# Need an answer, novice question



## valetas (Aug 10, 2017)

Hello friends, i am new here and in this intresting thing. I used to be a designer, so now, i am thinking that i can make some my designs on t-shirts. 

And i have a question

This one is made with heat press ? Ant design was printed on transfer paper?


----------



## valetas (Aug 10, 2017)

Picture link https://photouploads.com/ų/XAv


----------



## valetas (Aug 10, 2017)

valetas said:


> Picture link https://photouploads.com/ų/XAv


https://photouploads.com/images/d13aae.jpg

Working link


Sorry for spam, maybe admins delete reply;/


----------



## MuddyWater (May 22, 2015)

Judging by the image, it's from one of those online shirt stores like $6 tees, snorgtees, etc. which typically use direct-to-garment printing.

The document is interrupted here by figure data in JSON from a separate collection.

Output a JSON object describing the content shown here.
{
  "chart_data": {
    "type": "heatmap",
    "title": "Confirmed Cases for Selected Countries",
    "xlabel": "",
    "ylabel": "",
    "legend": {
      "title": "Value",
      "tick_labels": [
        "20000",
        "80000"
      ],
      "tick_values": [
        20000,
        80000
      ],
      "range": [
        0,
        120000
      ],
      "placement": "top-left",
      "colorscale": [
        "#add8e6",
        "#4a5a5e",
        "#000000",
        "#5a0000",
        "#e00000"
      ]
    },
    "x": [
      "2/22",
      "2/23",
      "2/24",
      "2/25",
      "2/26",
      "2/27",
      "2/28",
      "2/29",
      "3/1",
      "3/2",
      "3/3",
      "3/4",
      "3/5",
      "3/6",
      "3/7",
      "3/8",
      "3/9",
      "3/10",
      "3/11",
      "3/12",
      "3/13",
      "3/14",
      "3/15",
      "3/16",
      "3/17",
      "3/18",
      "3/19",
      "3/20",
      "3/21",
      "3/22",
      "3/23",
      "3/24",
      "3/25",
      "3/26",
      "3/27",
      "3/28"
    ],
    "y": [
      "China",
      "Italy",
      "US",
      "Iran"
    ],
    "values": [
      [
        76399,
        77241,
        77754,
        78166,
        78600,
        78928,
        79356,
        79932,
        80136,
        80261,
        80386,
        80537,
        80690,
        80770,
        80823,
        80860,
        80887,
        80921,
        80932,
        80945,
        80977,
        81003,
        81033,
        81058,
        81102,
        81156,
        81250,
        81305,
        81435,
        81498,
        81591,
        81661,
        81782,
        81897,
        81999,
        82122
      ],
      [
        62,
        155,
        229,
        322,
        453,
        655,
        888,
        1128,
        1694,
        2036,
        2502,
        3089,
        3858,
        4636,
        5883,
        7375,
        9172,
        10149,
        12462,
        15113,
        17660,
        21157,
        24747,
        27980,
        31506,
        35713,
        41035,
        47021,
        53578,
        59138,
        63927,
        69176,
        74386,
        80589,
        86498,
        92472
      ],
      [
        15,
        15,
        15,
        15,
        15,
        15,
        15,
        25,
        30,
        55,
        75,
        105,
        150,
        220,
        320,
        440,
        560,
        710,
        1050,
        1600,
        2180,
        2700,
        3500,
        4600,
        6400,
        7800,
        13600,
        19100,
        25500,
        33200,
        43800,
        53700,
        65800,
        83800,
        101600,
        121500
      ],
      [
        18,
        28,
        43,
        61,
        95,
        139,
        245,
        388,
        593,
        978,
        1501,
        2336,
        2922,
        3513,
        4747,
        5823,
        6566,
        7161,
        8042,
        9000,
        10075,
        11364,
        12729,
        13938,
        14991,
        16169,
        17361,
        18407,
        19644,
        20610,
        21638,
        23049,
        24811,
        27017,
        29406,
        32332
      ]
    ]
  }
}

FYI, as a professional designer turned printer myself, the t-shirt business is NOT an easy or quick way to make money as a lot of folks would have you believe, especially not if you have any sort of honesty or commitment to quality in you. If you plan on making your own line of apparel, either expect to spend a lot of money having someone else handle a lot of printing/sales/design/marketing work for you, or realize that you're in for a lot of 12+ hour days, with the same regularity of being paid as your freelance graphic design colleagues are getting, but not as good of a pay rate as they get.


----------



## NoXid (Apr 4, 2011)

My browser does not like the URL and won't let me go there ... so I can't see the image :-/

That said, there is a lot to learn about the pros and cons of the various printing options. A good place to start are the sub forums here that are specific to different methods: screen printing, inkjet transfers, laser transfers, sublimation transfer, Plastisol transfers, DTG ... did I miss anything? There is no BEST method, only what best suits your specific goals, resources, and limitations.

As to the speculation that it might be DTG like snorg uses ... Snorg was using Plastisol transfers last time I bought from them, though that was some years ago. Again, I can't see the photo, so don't take this as a comment on how it was done, just that Roadkill, Snorg, etc at least used to use Plastisol transfers.


----------



## valetas (Aug 10, 2017)

Thanks for answers, that design was made not by me, but i have 7years of ps, iliustrator exp, so why not to try.. maybe it become a hoby. I just ordered screen prining equipment (mesh, photo emulsion and etc.).. thanks again


----------



## NoXid (Apr 4, 2011)

valetas said:


> Thanks for answers, that design was made not by me, but i have 7years of ps, iliustrator exp, so why not to try.. maybe it become a hoby. I just ordered screen prining equipment (mesh, photo emulsion and etc.).. thanks again


Cool, have fun learning some new skills 

Probably the first problem you'll run into is trying to get the right exposure time for the emulsion. Most of us get frustrated guessing an exposure time and failing, over and over, and over ... See the link in my sig, and/or search for Step Wedge Test. It will save you a lot of time, materials, and frustration.

Enjoy


----------



## valetas (Aug 10, 2017)

ok, thanks mate, i looking for that info already


----------



## valetas (Aug 10, 2017)

why i can't add photos?


----------



## Rabbidsquirrel13 (Jul 27, 2015)

I'm not sure that's an actual printed shirt, it may just be an image photoshopped onto a model.


----------